In fact, it is amazing Hollywood have not turned it into a movie. Daly was not only unknown going into the 1991 PGA Championship, he was not even playing. But then Nick Price withdrew to be at the birth of his first child and so a chain of events began which led to the unfolding of an archetypal American dream.
Eight players on the alternates list could not get to Crooked Stick, Indianapolis, to replace Price, but the ninth reserve got in his car, drove through the night and arrived there on the Thursday. Daly had never seen the course, but Price’s caddie Jeff ‘Squeaky’ Medlin was still on site and having done all the reconnaissance, agreed to work that week for him.
With his long blond hair and ‘grip it and rip it’ mentality, Daly became an instant crowd favourite and with their backing went on to bely odds of 1 000-1 to win the Major. A superstar was born and four years later, he won the 1995 Open Championship at St Andrews to prove it was not a fluke. But by then, Daly had become something of a pariah, ignored for the Ryder Cup but loved by the rednecks. It has been this way ever since, more or less, although now there is at least the sniff of a retributive narrative.
Life has calmed down sufficiently to believe that, if his oft overlooked catalogue of injuries allow, he can give it a real go in the over-fifties. In December he was engaged to Anna Cladakis and the future fifth Mrs Daly is undoubtedly a stabilising force. Since being with this former Hooters waitress he has lost four stone and kept the hell-raising to a minimum. He has actually self-taught one of his children – Little John – and pulled himself from the brink of bankruptcy. Daly has played only one tournament so far this campaign – a tie for 120th at the Qatar Masters in January – but is obviously relishing his fresh start. If only for its guaranteed playing opportunities.
‘It’s been seven years since I had a good schedule,’ Daly says. ‘My golf game hasn’t been that great, but I have been working really hard lately and I’m excited. It is more laid-back on the Champions Tour, that’s what everybody says, and I’m looking forward to it, and really most of the time, with them not having a cut, you can get aggressive.’

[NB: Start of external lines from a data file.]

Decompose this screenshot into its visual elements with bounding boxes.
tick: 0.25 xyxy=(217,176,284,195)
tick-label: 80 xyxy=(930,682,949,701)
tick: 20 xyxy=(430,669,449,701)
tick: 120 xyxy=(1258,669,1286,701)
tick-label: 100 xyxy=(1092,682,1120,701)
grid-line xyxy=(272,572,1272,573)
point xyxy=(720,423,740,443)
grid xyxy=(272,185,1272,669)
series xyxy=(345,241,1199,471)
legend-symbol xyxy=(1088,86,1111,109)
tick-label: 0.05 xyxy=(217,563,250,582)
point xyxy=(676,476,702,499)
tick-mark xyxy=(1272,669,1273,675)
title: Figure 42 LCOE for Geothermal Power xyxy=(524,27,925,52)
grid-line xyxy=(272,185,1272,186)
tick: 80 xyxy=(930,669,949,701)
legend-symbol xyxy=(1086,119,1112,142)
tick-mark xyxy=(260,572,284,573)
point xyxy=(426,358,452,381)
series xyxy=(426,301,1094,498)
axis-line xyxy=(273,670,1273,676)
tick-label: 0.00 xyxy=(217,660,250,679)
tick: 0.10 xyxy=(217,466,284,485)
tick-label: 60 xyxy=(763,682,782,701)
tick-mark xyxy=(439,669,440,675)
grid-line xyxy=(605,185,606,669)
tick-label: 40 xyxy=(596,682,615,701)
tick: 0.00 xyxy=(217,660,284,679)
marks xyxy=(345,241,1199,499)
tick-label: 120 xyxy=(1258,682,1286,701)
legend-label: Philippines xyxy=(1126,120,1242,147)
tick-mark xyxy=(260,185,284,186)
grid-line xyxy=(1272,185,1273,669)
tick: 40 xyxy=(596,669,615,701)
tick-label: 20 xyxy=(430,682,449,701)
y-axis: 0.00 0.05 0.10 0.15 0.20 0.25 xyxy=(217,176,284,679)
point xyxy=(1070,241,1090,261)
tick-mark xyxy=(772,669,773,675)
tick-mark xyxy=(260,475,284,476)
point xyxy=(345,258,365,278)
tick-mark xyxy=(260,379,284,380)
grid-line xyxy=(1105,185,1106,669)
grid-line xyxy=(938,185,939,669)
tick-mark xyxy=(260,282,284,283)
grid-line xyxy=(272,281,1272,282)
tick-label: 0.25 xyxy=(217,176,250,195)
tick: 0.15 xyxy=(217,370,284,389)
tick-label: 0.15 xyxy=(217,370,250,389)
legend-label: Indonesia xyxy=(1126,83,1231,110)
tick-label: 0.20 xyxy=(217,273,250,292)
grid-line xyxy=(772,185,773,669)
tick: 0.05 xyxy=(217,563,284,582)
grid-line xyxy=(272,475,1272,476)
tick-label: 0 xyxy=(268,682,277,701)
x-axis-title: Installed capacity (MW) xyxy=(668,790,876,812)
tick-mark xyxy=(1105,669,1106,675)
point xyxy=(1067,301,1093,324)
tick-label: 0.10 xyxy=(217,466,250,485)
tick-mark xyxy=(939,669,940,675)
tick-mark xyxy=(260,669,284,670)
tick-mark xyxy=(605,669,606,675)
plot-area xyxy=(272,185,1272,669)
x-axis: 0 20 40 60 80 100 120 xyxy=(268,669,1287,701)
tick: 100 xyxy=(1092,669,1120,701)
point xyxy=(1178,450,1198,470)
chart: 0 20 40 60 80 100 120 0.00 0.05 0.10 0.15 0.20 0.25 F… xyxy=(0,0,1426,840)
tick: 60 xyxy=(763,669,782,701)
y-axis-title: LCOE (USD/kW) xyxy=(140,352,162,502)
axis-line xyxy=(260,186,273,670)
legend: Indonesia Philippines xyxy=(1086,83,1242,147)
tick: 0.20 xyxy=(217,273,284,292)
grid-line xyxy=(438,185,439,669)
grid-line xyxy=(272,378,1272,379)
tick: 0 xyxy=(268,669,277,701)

Yes, to the delight of the fans, TV execs and sponsors, Daly is determined to keep being Daly. Hit or bust, death or glory. ‘I would rather finish fifth or sixth and avoid being conservative for second place,’ Daly says. ‘I was always a guy who would try to win, and I would give up two or three extra spots to do that. Hopefully, I don’t embarrass myself out there. But I don’t really have any expectations and nor should any else. I’m one of those guys who you don’t know what the hell I’m going to do. I’m either going to piss you off or make you happy. That’s just me.’
DALY ON …
SOUTH AFRICA
‘I’ve had some memorable moments in South Africa. This is where I got my start. I played really good on the Sunshine Tour for 1987 through to 1990 and it got my career going. I played really well over here and it got my confidence going, so that when I went back home it actually helped me get my Tour card’
LEOPARD CREEK
‘It’s absolutely breathtaking. Now I know why it’s theNo 1 course in South Africa. It’s not easy, but it’s beautiful. It’s well manicured. It’s a ball striker’s golf course – you’ve got to hit the fairways. And the greens are tricky. It the kind of course where you’d almost prefer a 20-footer to a 10-footer on these greens’
‘We were staying in a house overlooking the Kruger Park and we saw elephants, a beautiful eagle and waterbuck. And I woke up to a cobra. For us being from America you see that kind of stuff in the movies and seeing it live is just incredible.’